La enervaba reconocer ante sí misma cuánto necesitaba a Patrick. Desde que no lo tenía, las relaciones a distancia ya no la convencían. Los años habían pasado y la espera por volver a ver a Patrick no podía compararse con la ilusión de una niña que añora el regreso de su padre. La separación del hombre que más deseaba a su lado se le hacía muy dura, más de lo que supuso.

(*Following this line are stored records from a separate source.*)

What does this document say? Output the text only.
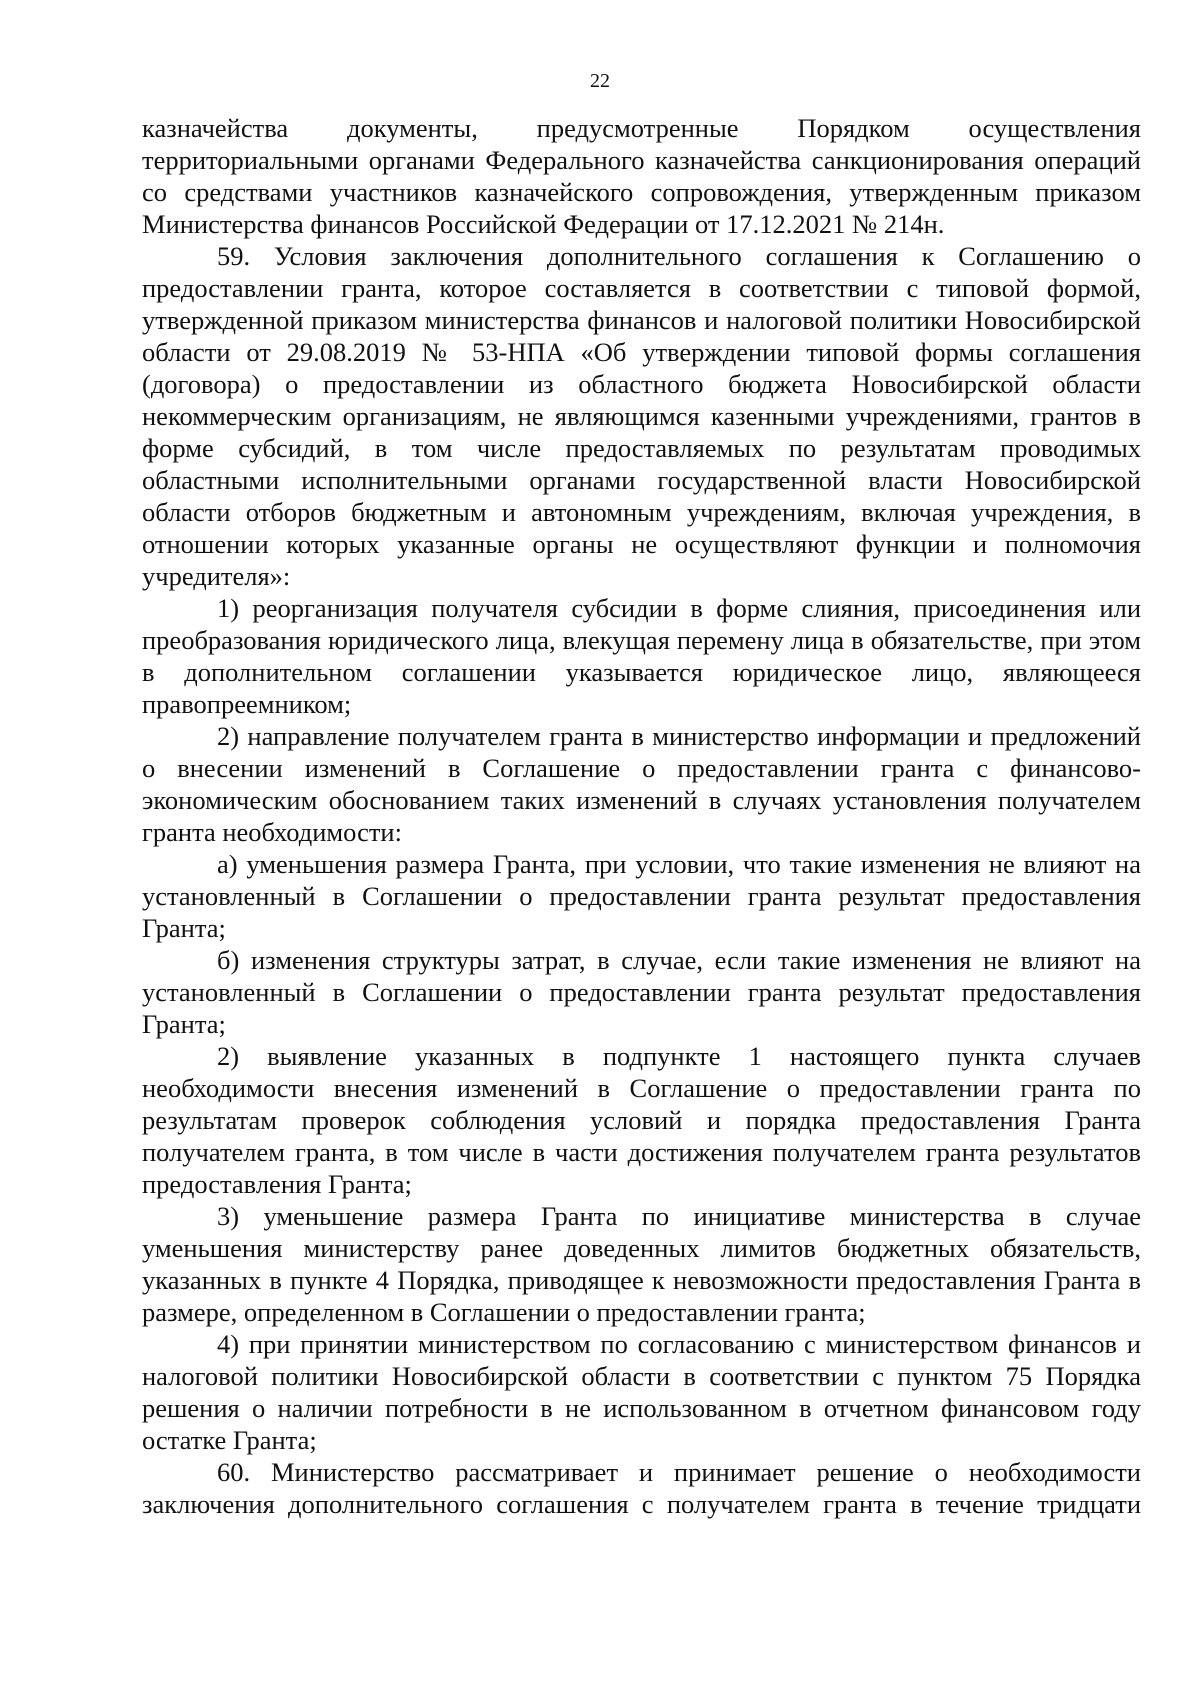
22

казначейства документы, предусмотренные Порядком осуществления территориальными органами Федерального казначейства санкционирования операций со средствами участников казначейского сопровождения, утвержденным приказом Министерства финансов Российской Федерации от 17.12.2021 № 214н.

59. Условия заключения дополнительного соглашения к Соглашению о предоставлении гранта, которое составляется в соответствии с типовой формой, утвержденной приказом министерства финансов и налоговой политики Новосибирской области от 29.08.2019 № 53-НПА «Об утверждении типовой формы соглашения (договора) о предоставлении из областного бюджета Новосибирской области некоммерческим организациям, не являющимся казенными учреждениями, грантов в форме субсидий, в том числе предоставляемых по результатам проводимых областными исполнительными органами государственной власти Новосибирской области отборов бюджетным и автономным учреждениям, включая учреждения, в отношении которых указанные органы не осуществляют функции и полномочия учредителя»:

1) реорганизация получателя субсидии в форме слияния, присоединения или преобразования юридического лица, влекущая перемену лица в обязательстве, при этом в дополнительном соглашении указывается юридическое лицо, являющееся правопреемником;

2) направление получателем гранта в министерство информации и предложений о внесении изменений в Соглашение о предоставлении гранта с финансово-экономическим обоснованием таких изменений в случаях установления получателем гранта необходимости:

а) уменьшения размера Гранта, при условии, что такие изменения не влияют на установленный в Соглашении о предоставлении гранта результат предоставления Гранта;

б) изменения структуры затрат, в случае, если такие изменения не влияют на установленный в Соглашении о предоставлении гранта результат предоставления Гранта;

2) выявление указанных в подпункте 1 настоящего пункта случаев необходимости внесения изменений в Соглашение о предоставлении гранта по результатам проверок соблюдения условий и порядка предоставления Гранта получателем гранта, в том числе в части достижения получателем гранта результатов предоставления Гранта;

3) уменьшение размера Гранта по инициативе министерства в случае уменьшения министерству ранее доведенных лимитов бюджетных обязательств, указанных в пункте 4 Порядка, приводящее к невозможности предоставления Гранта в размере, определенном в Соглашении о предоставлении гранта;

4) при принятии министерством по согласованию с министерством финансов и налоговой политики Новосибирской области в соответствии с пунктом 75 Порядка решения о наличии потребности в не использованном в отчетном финансовом году остатке Гранта;

60. Министерство рассматривает и принимает решение о необходимости заключения дополнительного соглашения с получателем гранта в течение тридцати
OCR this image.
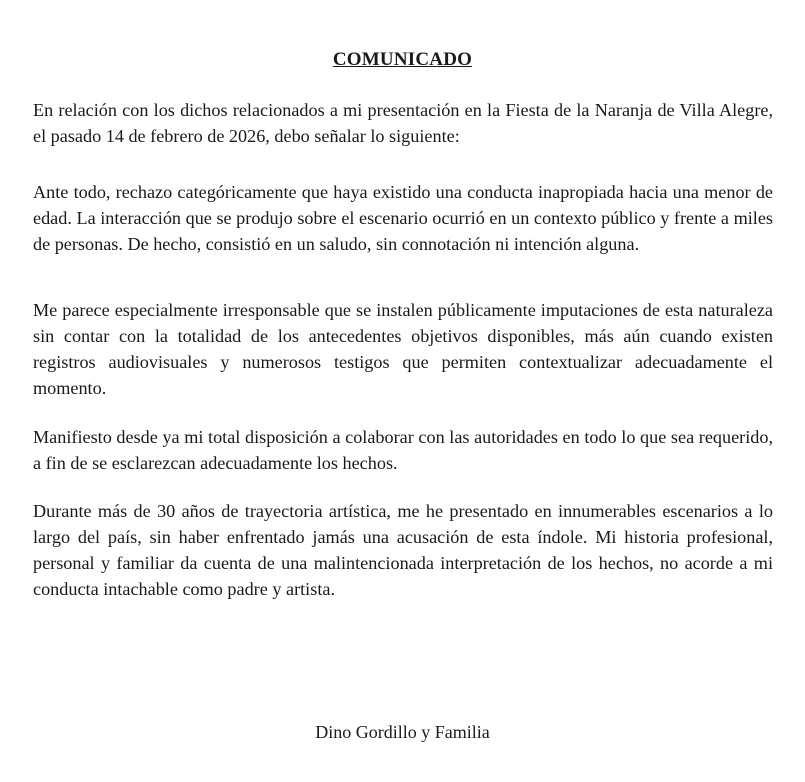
COMUNICADO

En relación con los dichos relacionados a mi presentación en la Fiesta de la Naranja de Villa Alegre, el pasado 14 de febrero de 2026, debo señalar lo siguiente:

Ante todo, rechazo categóricamente que haya existido una conducta inapropiada hacia una menor de edad. La interacción que se produjo sobre el escenario ocurrió en un contexto público y frente a miles de personas. De hecho, consistió en un saludo, sin connotación ni intención alguna.

Me parece especialmente irresponsable que se instalen públicamente imputaciones de esta naturaleza sin contar con la totalidad de los antecedentes objetivos disponibles, más aún cuando existen registros audiovisuales y numerosos testigos que permiten contextualizar adecuadamente el momento.

Manifiesto desde ya mi total disposición a colaborar con las autoridades en todo lo que sea requerido, a fin de se esclarezcan adecuadamente los hechos.

Durante más de 30 años de trayectoria artística, me he presentado en innumerables escenarios a lo largo del país, sin haber enfrentado jamás una acusación de esta índole. Mi historia profesional, personal y familiar da cuenta de una malintencionada interpretación de los hechos, no acorde a mi conducta intachable como padre y artista.

Dino Gordillo y Familia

Cerró los ojos y alzó el rostro ante una repentina brisa fresca que cruzó el callejón y movió la lona de las sombrillas. Se estaba bien allí a esas horas. Muchos decían, y ella así lo pensaba, que aquella era la ciudad perfecta para vivir. Pero ni el azul luminoso del cielo ni el clima privilegiado podían compararse con el cielo plomizo, los chaparrones y las aceras mojadas, ahora que formaban parte de sus mejores recuerdos.

Tener a Patrick tan lejos la ponía melancólica. Yolanda miró a su alrededor, se negaba a creer que lo único tangible que le quedaba de París fuera una libreta llena de notas y aquel Antique Café, con su vitrina de tartas y sus sillas de forja con el respaldo en forma de corazón.